Le film est pourtant partiellement sauvé par une forte dose d’absurde, surtout basée sur la contradiction. C’est comme par hasard le moment où Ferrell s’impose davantage et mène Wahlberg, pas toujours mauvais dès lors qu’il agit en second. Là où la comédie cible presque systématiquement un loser ou au moins un inadapté qui s’ignore, le plus riche de l’actuelle production américaine a partiellement dépassé sa fascination pour les acteurs, et s’intéresse enfin aux personnages. Être en décalage ne suffit plus, il faut un second niveau ; le minimum étant l’absurde. Ici une série d’exemples mettent l’idée en pratique : Ferrell, aussi pleutre soit-il, attire toutes les femmes splendides qu’il croise (l’inspecteur est marié à Eva Mendes). Aussi droit soit-il, il raconte avoir été « pour dépanner », un maquereau pendant ses études. Wahlberg, lui, se révèle au détour d’une scène anodine un danseur classique hors pair. Les cartes des losers se brouillent ainsi et l’absurdité développe une profondeur vivifiante.

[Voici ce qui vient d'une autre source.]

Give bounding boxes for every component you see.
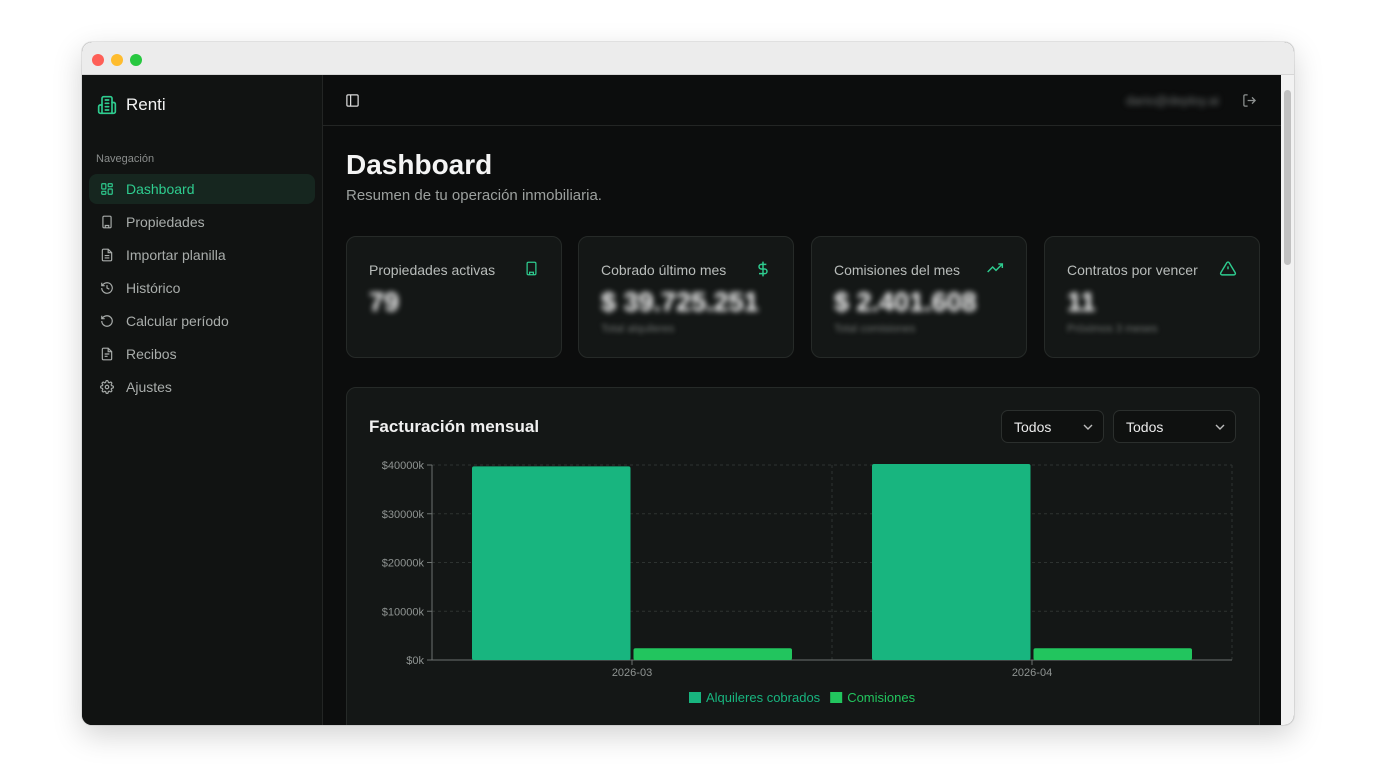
file-icon bbox=[101, 248, 113, 262]
y-tick-label: $10000k bbox=[382, 606, 425, 618]
sidebar-item-dashboard[interactable]: Dashboard bbox=[89, 174, 315, 204]
chart-panel: Facturación mensual Todos Todos $0k $1000… bbox=[346, 387, 1260, 725]
sidebar-item-label: Dashboard bbox=[126, 181, 195, 197]
legend-swatch bbox=[830, 692, 843, 703]
legend-label: Comisiones bbox=[847, 690, 915, 705]
y-tick-label: $40000k bbox=[382, 460, 425, 472]
sidebar-item-label: Importar planilla bbox=[126, 247, 226, 263]
topbar: dario@deploy.ai bbox=[323, 75, 1281, 126]
stat-card-propiedades: Propiedades activas 79 bbox=[346, 236, 562, 358]
building-icon bbox=[526, 261, 537, 276]
chart-title: Facturación mensual bbox=[369, 417, 540, 436]
card-value: 79 bbox=[369, 287, 400, 317]
card-note: Total comisiones bbox=[834, 323, 916, 335]
building-logo-icon bbox=[97, 95, 117, 115]
select-value: Todos bbox=[1126, 418, 1164, 435]
scrollbar[interactable] bbox=[1281, 75, 1294, 725]
dollar-icon bbox=[758, 261, 768, 277]
logout-icon[interactable] bbox=[1242, 93, 1257, 108]
y-tick-label: $30000k bbox=[382, 509, 425, 521]
sidebar-item-historico[interactable]: Histórico bbox=[89, 273, 315, 303]
sidebar-item-label: Histórico bbox=[126, 280, 181, 296]
close-window-button[interactable] bbox=[92, 54, 104, 66]
card-note: Total alquileres bbox=[601, 323, 675, 335]
x-tick-label: 2026-03 bbox=[612, 667, 652, 679]
filter-select-1[interactable]: Todos bbox=[1001, 410, 1104, 443]
chevron-down-icon bbox=[1215, 424, 1225, 430]
maximize-window-button[interactable] bbox=[130, 54, 142, 66]
stat-card-contratos: Contratos por vencer 11 Próximos 3 meses bbox=[1044, 236, 1260, 358]
app-window: Renti Navegación Dashboard Propiedades I… bbox=[82, 42, 1294, 725]
card-label: Propiedades activas bbox=[369, 262, 496, 278]
x-tick-label: 2026-04 bbox=[1012, 667, 1052, 679]
filter-select-2[interactable]: Todos bbox=[1113, 410, 1236, 443]
building-icon bbox=[102, 215, 112, 229]
history-icon bbox=[101, 282, 113, 294]
trending-up-icon bbox=[987, 263, 1004, 273]
sidebar-item-ajustes[interactable]: Ajustes bbox=[89, 372, 315, 402]
gear-icon bbox=[100, 380, 114, 394]
sidebar-item-recibos[interactable]: Recibos bbox=[89, 339, 315, 369]
bar bbox=[1033, 648, 1192, 660]
stat-card-comisiones: Comisiones del mes $ 2.401.608 Total com… bbox=[811, 236, 1027, 358]
nav-section-title: Navegación bbox=[96, 153, 155, 165]
card-label: Cobrado último mes bbox=[601, 262, 727, 278]
refresh-icon bbox=[101, 315, 113, 327]
main-content: dario@deploy.ai Dashboard Resumen de tu … bbox=[323, 75, 1281, 725]
page-subtitle: Resumen de tu operación inmobiliaria. bbox=[346, 187, 602, 204]
receipt-icon bbox=[101, 347, 113, 361]
sidebar-item-label: Propiedades bbox=[126, 214, 205, 230]
bar bbox=[633, 648, 792, 660]
grid-icon bbox=[101, 183, 113, 195]
sidebar: Renti Navegación Dashboard Propiedades I… bbox=[82, 75, 323, 725]
sidebar-item-propiedades[interactable]: Propiedades bbox=[89, 207, 315, 237]
legend-swatch bbox=[689, 692, 701, 703]
sidebar-item-label: Recibos bbox=[126, 346, 177, 362]
bar bbox=[472, 466, 631, 660]
chevron-down-icon bbox=[1083, 424, 1093, 430]
bar bbox=[872, 464, 1031, 660]
sidebar-item-label: Calcular período bbox=[126, 313, 229, 329]
bar-chart: $0k $10000k $20000k $30000k $40000k 2026-03 20… bbox=[382, 460, 1233, 705]
y-tick-label: $0k bbox=[406, 655, 424, 667]
card-label: Comisiones del mes bbox=[834, 262, 961, 278]
brand[interactable]: Renti bbox=[97, 95, 166, 115]
sidebar-item-calcular-periodo[interactable]: Calcular período bbox=[89, 306, 315, 336]
alert-triangle-icon bbox=[1219, 261, 1237, 276]
card-note: Próximos 3 meses bbox=[1067, 323, 1158, 335]
minimize-window-button[interactable] bbox=[111, 54, 123, 66]
sidebar-toggle-icon[interactable] bbox=[345, 93, 360, 108]
window-titlebar bbox=[82, 42, 1294, 75]
sidebar-item-label: Ajustes bbox=[126, 379, 172, 395]
select-value: Todos bbox=[1014, 418, 1052, 435]
card-value: $ 39.725.251 bbox=[601, 287, 759, 317]
card-value: 11 bbox=[1067, 287, 1096, 317]
card-value: $ 2.401.608 bbox=[834, 287, 977, 317]
page-title: Dashboard bbox=[346, 149, 493, 180]
stat-card-cobrado: Cobrado último mes $ 39.725.251 Total al… bbox=[578, 236, 794, 358]
scrollbar-thumb[interactable] bbox=[1284, 90, 1291, 265]
sidebar-nav: Dashboard Propiedades Importar planilla … bbox=[89, 174, 315, 405]
user-email: dario@deploy.ai bbox=[1125, 93, 1219, 108]
legend-label: Alquileres cobrados bbox=[706, 690, 821, 705]
y-tick-label: $20000k bbox=[382, 558, 425, 570]
sidebar-item-importar-planilla[interactable]: Importar planilla bbox=[89, 240, 315, 270]
card-label: Contratos por vencer bbox=[1067, 262, 1198, 278]
app-name: Renti bbox=[126, 95, 166, 114]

Il n’empêche, Very Bad Cops ne triomphe pas, sans doute trop de stars et d’argent balisent le film là où des aventures plus anciennes dégageaient une plus grande force. C’est pourquoi Apatow domine cette nouvelle comédie américaine. Soit en sachant encadrer ses personnages et comparses pour créer d’étonnantes performances (comme le va-et-vient du stand-up les postes d’acteurs, de scénaristes, de producteurs s’échangent sans cesse) dans la vaine de Délire Express (l’incroyable parole fleuve de Seth Rogen) ou des deux premiers Adam McKay. Soit en créant une puissante empathie pour des losers dont même le spectateur finit par considérer la bulle comme un monde. Exemplairement les adolescents ou affiliés (SuperGrave, En cloque mode d’emploi, 40 ans toujours puceau, Freaks and Geeks). Qu’ils soient glandeurs, fumeurs de joints tire-au-flanc et flemmards (les freaks), ou des asociaux incapables de s’insérer dans les communautés de leur génération (les geeks), une importante particularité d’Apatow est de leur donner conscience de leur inadaptabilité. Dans SuperGrave, Jonah Hill, racontant que chaque belle fille a déjà été saoule au point de coucher avec un moche, affirme plein d’espoir : « On peut être cette erreur ! » Dans les films d’Apatow, le personnage reconnaît sans cesse et accepte franchement son inadaptation, et part de ce constat pour se faire une place. C’est cette place rare du personnage comique que ne franchit pas ici McKay, et qui bride l’ampleur de son film.